Archie’s Double Digest #207
I know “realism” isn’t really the goal with these types of stories, but sometimes the details are just so wrong that you have to wonder. For instance, in the first story, Archie wants to find a lost parrot in order to get the reward money. He’s wearing a cargo vest with pockets. From one of these, he pulls a small bag, which contains “the lunch I packed — cold pizza, salad, and crackers!” We know this because he offers to split it with Jughead. First off, who puts pizza in a bag? But more strangely, how does he fit all this food into one pocket (as clearly shown in the art)?
I know what the writer was thinking — he needed crackers for the parrot, and so salad made sense, but this is Archie, so the pizza had to come along. The end result, though, is just loony, and not in a good way. Then again, once we start seeing Archie up in a tree chasing a bird with a slice of pizza in its mouth, few readers are thinking about the magic expanding vest pocket.
Another story similarly had me wondering about the small things. Archie wants to throw a party, but his mom has spent her whole Saturday cleaning the house. Even though the friends will make a mess, Mom reluctantly agrees. Then in through the front door comes Dad with hat, tie, and briefcase. “Gosh!” he says. “I hate it when I have to work at the office on a Saturday! Hey! The house looks great!”
Even working on a Saturday, why would Dad wear his full suit, complete with fedora? I found myself wondering if the writer had originally scripted a weekday story (which makes much more sense for the “we don’t have anything else to do tonight” premise when it comes to Archie and friends), but someone thought “we can’t imply that mom doesn’t have a job or spends her whole day cleaning, that’s too old-fashioned.”

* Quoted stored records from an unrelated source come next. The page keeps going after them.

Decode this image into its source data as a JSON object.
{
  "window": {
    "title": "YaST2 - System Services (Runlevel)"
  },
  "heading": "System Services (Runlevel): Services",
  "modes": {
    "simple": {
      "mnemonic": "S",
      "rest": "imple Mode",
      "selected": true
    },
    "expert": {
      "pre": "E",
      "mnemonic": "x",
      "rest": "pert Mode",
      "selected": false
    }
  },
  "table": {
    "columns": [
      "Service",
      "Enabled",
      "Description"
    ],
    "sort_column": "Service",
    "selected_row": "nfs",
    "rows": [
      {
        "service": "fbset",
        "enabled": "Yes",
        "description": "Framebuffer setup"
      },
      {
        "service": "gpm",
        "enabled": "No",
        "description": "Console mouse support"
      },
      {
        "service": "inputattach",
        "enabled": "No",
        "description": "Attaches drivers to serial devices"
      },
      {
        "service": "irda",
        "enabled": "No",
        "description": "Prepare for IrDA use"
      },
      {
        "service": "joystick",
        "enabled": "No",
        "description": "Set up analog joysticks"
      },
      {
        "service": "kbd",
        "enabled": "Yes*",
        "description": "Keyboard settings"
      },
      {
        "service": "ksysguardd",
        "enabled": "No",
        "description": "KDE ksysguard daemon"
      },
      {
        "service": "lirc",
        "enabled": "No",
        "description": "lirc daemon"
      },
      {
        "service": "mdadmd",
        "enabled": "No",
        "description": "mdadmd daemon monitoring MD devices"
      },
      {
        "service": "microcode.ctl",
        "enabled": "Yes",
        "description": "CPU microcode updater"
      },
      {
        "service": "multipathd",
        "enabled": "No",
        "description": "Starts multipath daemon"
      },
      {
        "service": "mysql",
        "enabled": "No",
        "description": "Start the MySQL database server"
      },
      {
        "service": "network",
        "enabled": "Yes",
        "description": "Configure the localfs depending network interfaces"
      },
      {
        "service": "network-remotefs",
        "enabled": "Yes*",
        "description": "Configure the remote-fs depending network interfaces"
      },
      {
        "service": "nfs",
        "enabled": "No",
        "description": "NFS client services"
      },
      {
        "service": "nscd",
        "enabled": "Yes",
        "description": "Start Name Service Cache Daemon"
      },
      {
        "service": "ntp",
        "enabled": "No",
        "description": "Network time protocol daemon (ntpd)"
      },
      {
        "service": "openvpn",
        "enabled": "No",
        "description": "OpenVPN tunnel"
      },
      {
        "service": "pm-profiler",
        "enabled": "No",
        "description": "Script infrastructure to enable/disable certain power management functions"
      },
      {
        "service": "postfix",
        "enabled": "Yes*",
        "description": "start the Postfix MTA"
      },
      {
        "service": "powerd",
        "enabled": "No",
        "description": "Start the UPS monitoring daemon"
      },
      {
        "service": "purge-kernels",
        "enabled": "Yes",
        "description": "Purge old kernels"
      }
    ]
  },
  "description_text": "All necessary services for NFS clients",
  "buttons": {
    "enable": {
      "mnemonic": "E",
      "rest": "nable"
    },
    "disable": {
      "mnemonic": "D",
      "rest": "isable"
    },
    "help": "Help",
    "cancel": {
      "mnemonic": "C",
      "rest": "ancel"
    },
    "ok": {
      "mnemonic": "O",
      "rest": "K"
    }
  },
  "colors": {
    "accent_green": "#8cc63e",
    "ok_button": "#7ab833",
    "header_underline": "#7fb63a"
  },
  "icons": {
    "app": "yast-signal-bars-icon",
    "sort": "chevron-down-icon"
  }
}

Then there’s the Dilton story that features a busload of lovely young women who are “our state’s most brilliant girl scholars”. They’ve all come to see “the boy who won our state’s top science prize”. Yay for a whole flock of pretty smart girls, but there’s a weird undercurrent when it comes to lumping all the smart girls (who do love their miniskirts) together as Dilton’s groupies.
Finally, in a reprint, Archie puts on roller skates to help him get to school faster so he won’t be late. He winds up scooping up Mr. Weatherbee in a crazy ride that ends up with them rolling into the swimming pool. In a school? Where there are several male students already hanging out in trunks? Is it opening bell or not? Are they all just great sportsmen who wanted to be ready for first-period gym swim class early?
I know, I’m thinking too much about all of this. It’s just the way my mind works. On the other hand, a story late in the book that should be ridiculous — about a pro wrestler who’s a villain in the ring but a nice guy out of it — I found completely plausible.
Betty & Veronica Double Digest #179
As a palate-cleanser, the lead story here is a nice one. Veronica, Betty, and many of their friends are promoting the idea that girls can be both brainy and attractive. Weatherbee is against anything that looks like organized demonstrations, but through tutoring, the Nerd Girls make the school look good on a statewide test of tech knowledge. The story is predictable, but the message warms my geeky little heart (even though I don’t really believe Veronica as their leader, given some of her rich girl tales later in the volume).